Domestic travel by air
As we’ve mentioned previously, as long as Bangkok’s airport is open the rest of the country is within easy reach. All of Thailand’s major centres, including Chiang Mai, Chiang Rai, Trat, Ko Samui, Surat Thani, Phuket, Krabi, Hat Yai and Trang are all connected by domestic flight to Bangkok. Some destinations are served by more than a dozen flights a day.
Now if the situation in Bangkok deteriorates to the point that bus and train travel out of the capital is affected, these flights will fill very, very quickly — not just with other tourists, but also probably with residents looking to get out of the capital. So if you are not deadset on catching a train or bus out of the capital and want to cut back your time in Bangkok, book these flights now — not tomorrow, now. The two best domestic budget carriers are Nok Air and Thai AirAsia, while Bangkok Airways and THAI fly many of the main trunk routes, but generally at a higher pricing.
Domestic travel by land
As it stands, with the exception on the northern train line from Bangkok to Chiang Mai, most of the bus and train transport is running more or less unhindered (albeit sometimes via a very circuitous route).
If the situation deteriorates markedly, the train service will be the first to be substantially affected; buses, so long as the bus stations are not flooded, will almost always be able to find a way. The least affected areas at this stage are east to Ko Chang and Ko Samet and out to the northeast, but with substantial flooding forecast for the east of Bangkok, this could change quickly.
Our advice, right now, would be to watch developments closely. If you want to have secure transfers, domestic flights are going to be more reliable.
If you’ve decided to bypass Thailand altogether but were still angling for Laos, Cambodia or Vietnam, there are direct flight connections from Bangkok to Vientiane and Luang Prabang in Laos, Phnom Penh and Siem Reap in Cambodia, and Hanoi and Saigon in Vietnam. There are also regular flights to a number of destinations south of Thailand, including Kuala Lumpur and Penang in Malaysia, Singapore and Jakarta and Bali in Indonesia.
In all of these cases, there are fewer flights than the domestic offerings, so if you are planning on hopping in and out of Bangkok internationally, we highly recommended that you look into booking these immediately.
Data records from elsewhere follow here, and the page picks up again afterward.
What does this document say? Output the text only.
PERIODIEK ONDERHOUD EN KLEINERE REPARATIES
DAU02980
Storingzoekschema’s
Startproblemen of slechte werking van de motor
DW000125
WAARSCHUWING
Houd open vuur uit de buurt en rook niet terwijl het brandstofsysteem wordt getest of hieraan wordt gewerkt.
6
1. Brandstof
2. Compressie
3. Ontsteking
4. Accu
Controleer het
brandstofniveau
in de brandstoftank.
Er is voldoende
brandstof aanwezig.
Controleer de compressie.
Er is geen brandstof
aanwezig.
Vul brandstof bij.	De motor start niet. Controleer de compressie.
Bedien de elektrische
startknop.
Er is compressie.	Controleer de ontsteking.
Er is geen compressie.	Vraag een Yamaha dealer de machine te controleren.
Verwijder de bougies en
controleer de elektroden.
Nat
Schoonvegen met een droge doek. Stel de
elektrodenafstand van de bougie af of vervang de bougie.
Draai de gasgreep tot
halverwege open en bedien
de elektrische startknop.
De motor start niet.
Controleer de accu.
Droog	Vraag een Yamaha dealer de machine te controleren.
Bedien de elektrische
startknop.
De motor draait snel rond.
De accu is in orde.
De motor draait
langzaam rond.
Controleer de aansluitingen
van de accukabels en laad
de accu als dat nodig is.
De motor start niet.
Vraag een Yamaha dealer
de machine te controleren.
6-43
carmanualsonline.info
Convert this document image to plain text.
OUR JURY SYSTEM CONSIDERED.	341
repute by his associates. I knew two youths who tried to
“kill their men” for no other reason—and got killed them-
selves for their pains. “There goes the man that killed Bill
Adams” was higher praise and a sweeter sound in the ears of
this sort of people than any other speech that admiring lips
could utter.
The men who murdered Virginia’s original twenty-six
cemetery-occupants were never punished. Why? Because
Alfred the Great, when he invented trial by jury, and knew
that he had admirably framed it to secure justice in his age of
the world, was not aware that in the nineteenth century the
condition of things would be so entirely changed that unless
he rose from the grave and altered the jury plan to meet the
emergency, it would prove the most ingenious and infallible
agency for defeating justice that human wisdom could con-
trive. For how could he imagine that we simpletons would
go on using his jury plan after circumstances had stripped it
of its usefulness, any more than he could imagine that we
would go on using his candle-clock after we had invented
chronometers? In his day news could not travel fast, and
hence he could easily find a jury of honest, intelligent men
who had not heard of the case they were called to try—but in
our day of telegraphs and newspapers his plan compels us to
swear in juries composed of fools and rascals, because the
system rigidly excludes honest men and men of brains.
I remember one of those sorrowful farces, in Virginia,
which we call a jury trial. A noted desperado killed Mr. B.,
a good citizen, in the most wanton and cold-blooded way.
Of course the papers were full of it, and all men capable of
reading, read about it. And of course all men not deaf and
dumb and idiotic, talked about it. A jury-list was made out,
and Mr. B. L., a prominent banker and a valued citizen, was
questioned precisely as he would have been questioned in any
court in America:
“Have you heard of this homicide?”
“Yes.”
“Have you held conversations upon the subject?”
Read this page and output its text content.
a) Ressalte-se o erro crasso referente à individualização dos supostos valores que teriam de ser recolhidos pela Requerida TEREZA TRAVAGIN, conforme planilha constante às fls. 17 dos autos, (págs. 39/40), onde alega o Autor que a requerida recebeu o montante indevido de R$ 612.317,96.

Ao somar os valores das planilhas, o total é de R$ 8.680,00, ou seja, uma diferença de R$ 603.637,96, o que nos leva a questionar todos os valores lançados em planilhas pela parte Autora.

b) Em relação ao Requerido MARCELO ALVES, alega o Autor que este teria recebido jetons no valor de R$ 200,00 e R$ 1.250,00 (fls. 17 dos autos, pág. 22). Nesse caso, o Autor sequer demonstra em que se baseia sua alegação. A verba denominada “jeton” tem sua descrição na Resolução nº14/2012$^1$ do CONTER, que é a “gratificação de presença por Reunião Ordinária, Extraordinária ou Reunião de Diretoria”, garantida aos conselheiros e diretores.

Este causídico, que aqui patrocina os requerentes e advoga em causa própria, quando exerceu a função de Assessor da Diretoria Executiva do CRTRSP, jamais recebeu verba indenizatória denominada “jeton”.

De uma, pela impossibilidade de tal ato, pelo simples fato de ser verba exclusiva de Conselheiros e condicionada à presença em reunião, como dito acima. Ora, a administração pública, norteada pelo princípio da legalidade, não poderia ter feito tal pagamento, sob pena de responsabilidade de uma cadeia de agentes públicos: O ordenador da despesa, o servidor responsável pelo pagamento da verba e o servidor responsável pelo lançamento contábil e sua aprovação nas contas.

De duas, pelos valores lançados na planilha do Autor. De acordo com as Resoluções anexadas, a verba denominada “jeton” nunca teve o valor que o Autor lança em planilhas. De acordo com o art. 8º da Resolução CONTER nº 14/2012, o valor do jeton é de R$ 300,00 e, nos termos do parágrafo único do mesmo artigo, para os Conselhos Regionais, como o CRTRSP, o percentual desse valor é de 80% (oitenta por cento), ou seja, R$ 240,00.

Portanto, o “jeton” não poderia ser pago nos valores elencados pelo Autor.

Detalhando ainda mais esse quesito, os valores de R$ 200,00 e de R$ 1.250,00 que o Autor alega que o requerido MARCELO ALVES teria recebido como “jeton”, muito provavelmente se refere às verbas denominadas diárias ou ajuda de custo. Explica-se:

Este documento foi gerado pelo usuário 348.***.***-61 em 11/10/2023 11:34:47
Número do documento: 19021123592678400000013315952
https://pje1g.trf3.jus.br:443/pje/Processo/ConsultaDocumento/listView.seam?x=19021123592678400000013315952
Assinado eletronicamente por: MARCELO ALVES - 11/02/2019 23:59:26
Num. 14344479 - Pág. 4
Inbound flight considerations
Bangkok’s Suvarnabhumi airport is the only airport in Thailand that can sensibly handle the A380 so if the flooding really becomes extreme (the government has repeatedly said the airport will remain completely safe) and the airport is closed, you may be looking at a diversion to either Kuala Lumpur or Singapore. It’s not clear how (or whether) the airlines would assist you in getting from there to Bangkok.
Our advice at this stage would be to check with your airline to see what (if any) contingency planning they have in place for the airport being closed.
Likewise, if you’re on an organised tour, check with your tour operator to see what they have to say.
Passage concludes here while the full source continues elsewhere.